Oct 03 2007

The Syrian Puppet Masters Behind al-Qaeda

Published by at 9:11 am under All General Discussions,Iraq,Syria

al-Qaeda is not the grass roots movement many believed. In fact, they have been aligned with, and supported by, governments with agendas. This includes more than Afghanistan. In Saudi Arabia it included a sect that was not in power, but wanted to be in power. With the death of one of its primary recruiters last week, we get a glimpse into the regional puppet masters who really control al-Qaeda’s minions and efforts:

In Aleppo, Mahmoud Qul Aghassi, otherwise known as Abu al Qaqaa, was killed. He was one of the most important figures that instigated and recruited Syrian and Arab youth to take part in the war in Iraq, Lebanon and elsewhere. His discovery and death last week raised a number of questions regarding the reality of the Al Qaeda network. Is Al Qaeda indeed a spontaneous movement of a zealous and armed group that is ready to sacrifice itself for the sake of its causes? Or is it run from behind the scenes by governments that do not believe in the same ideologies but exploit it for their own purposes?

It is most likely that those who met Abu al Qaqaa did not know that the Sheikh with the thick beard was just an intelligence officer who was sent to them, delivered sermons, pushed them towards jihad, and presented them to other departments responsible for training and sending them to war.

Thousands of young Arabs were deceived, who passed through Aleppo and elsewhere and were finally killed or arrested in Iraq and Lebanon. Everyone believed that Ghuraba al Sham and Abu al Qaqaa are associated with Al Qaeda, fighting in the name of Islam, whilst the recruits were unaware that they were mere soldiers of intelligence brigades.

I had not recognized the name, but I did finally recognize the story around this killing:

A Syrian cleric suspected of recruiting foreign militants to fight in Iraq has been shot dead in the northern Syrian city of Aleppo, his aides have said.
Sheikh Mahmoud Abu al-Qaqaa was shot several times by a gunman as he left the Imam Mosque after Friday prayers.

The gunman tried to flee the scene of the shooting, but was chased by a crowd and later arrested, the aides said.

Correspondents say Abu al-Qaqaa was a charismatic Sunni cleric with thousands of radical Islamist followers in Syria.

His anti-American sermons attracted a wide audience after the US-led invasion in Iraq in 2003, and his reputation rapidly spread.

So the ‘cleric’ was a Syrian Intelligence officer.

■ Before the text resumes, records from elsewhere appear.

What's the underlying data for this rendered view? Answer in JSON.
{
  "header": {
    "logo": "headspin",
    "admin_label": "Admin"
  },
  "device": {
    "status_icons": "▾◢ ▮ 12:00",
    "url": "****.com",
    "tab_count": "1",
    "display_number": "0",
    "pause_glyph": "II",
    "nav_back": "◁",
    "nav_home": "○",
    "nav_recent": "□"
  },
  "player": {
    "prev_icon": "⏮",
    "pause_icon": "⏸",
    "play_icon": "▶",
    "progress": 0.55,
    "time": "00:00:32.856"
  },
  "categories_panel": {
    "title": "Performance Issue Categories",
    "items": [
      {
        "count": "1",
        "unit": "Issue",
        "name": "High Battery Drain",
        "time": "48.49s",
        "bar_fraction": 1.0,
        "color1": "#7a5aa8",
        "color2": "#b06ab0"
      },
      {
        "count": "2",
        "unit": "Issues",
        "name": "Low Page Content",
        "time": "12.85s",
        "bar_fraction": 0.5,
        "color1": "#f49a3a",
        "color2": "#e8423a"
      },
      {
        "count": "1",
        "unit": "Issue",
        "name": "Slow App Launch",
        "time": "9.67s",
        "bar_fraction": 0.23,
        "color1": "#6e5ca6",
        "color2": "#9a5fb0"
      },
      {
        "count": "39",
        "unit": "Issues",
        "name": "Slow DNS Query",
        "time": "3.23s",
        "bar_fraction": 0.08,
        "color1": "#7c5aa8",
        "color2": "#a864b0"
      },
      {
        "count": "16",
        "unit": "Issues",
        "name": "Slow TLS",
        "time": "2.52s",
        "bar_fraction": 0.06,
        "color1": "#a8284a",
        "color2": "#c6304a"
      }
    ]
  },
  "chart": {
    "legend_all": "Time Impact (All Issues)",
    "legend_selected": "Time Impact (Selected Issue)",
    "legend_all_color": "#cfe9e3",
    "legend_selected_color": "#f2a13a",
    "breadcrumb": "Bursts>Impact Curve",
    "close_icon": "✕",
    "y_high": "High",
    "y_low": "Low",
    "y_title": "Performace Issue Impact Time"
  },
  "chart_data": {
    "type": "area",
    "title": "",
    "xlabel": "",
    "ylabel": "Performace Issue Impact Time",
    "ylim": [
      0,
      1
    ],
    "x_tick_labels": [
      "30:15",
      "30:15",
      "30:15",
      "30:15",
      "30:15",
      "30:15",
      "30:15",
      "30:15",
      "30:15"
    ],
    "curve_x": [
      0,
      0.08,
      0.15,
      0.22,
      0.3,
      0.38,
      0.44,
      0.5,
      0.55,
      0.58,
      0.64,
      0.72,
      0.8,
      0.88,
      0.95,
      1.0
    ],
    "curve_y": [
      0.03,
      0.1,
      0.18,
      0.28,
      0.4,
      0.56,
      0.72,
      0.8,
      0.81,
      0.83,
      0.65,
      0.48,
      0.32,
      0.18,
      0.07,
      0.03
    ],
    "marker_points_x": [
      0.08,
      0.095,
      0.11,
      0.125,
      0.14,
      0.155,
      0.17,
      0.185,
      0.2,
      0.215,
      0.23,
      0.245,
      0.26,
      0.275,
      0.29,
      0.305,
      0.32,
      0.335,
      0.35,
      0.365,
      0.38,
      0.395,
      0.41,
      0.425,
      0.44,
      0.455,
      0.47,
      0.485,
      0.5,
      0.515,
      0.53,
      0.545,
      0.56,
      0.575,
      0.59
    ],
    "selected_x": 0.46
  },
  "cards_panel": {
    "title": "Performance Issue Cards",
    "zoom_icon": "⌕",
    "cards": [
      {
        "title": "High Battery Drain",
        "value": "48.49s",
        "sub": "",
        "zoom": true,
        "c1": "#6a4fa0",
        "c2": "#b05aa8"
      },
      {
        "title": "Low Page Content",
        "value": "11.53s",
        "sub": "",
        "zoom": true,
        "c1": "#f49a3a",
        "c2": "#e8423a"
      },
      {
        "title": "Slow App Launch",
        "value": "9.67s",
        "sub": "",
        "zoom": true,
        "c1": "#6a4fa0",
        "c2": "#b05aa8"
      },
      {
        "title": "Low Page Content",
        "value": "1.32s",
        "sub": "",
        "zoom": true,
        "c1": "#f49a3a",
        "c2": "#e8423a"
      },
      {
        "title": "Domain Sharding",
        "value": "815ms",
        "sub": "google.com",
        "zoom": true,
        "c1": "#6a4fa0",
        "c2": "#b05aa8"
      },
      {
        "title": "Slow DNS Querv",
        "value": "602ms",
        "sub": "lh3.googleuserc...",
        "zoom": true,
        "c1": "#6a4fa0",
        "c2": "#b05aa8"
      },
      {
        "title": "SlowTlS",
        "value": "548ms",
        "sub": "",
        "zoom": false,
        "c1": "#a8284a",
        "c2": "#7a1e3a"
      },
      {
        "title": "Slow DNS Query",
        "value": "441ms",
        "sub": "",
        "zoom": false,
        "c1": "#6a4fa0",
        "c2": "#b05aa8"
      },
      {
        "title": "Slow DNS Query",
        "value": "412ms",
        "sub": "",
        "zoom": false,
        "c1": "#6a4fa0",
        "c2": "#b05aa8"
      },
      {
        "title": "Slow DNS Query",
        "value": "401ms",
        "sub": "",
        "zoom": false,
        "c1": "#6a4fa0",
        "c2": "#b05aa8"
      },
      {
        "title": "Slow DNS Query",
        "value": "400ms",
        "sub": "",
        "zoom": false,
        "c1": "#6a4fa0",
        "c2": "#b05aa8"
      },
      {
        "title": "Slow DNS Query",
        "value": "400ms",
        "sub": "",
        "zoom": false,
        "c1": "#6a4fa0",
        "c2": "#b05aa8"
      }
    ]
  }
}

Interesting little tidbit there. This has all the signs of an assassination. But I doubt it came from the US are EU side. I was wondering when or if the Iraqis would take a stand against Syria’s meddling. Once the Iraqi Sunnis started fighting al-Qaeda in the streets of Ieaq the war was on, and it would not be long before they would start fighting in all varieties of war. It could also have been ordered from Jordan, Egypt or Saudi Arabia. The conflict in Iraq is destabilizing the entire region and all of these countries have suffered attacks at the hands of al-Qaeda’s jihadis.

The death of this Syrian intelligence officer in his own country outside his recruitment hall tells me the fight for Islam’s future is running quite hot right now. A bit more of the same and Syria will not be able to continue its meddling at a level that could tip Iraq back from its current turn around. More and more Sunnis are swearing on the Koran to destroy al-Qaeda. That includes its puppet masters that have enabled al-Qaeda to execute their atrocities on Iraqi Muslims. We may see more of these. Iraq Sunnis can infiltrate Syria quite easily I would suspect.

2 responses so far

2 Responses to “The Syrian Puppet Masters Behind al-Qaeda”

  1. cathyf says:

    Interesting theory that it was the Iraqis who offed al-Qaqaa.

    Another interesting thought — suppose some Iraqis who want to weaken Iran’s influence start planting the occasional IED in Iran? Not any full-scale campaign, just some reminders that Iranians don’t really want to die for the sake of internal Iraq politics, and they should mind their own business. It seems that the Iranians could really use some reminding about the that old adage about spitting up in the air…

  2. kathie says:

    OSAMA had better be careful. They might turn on him next.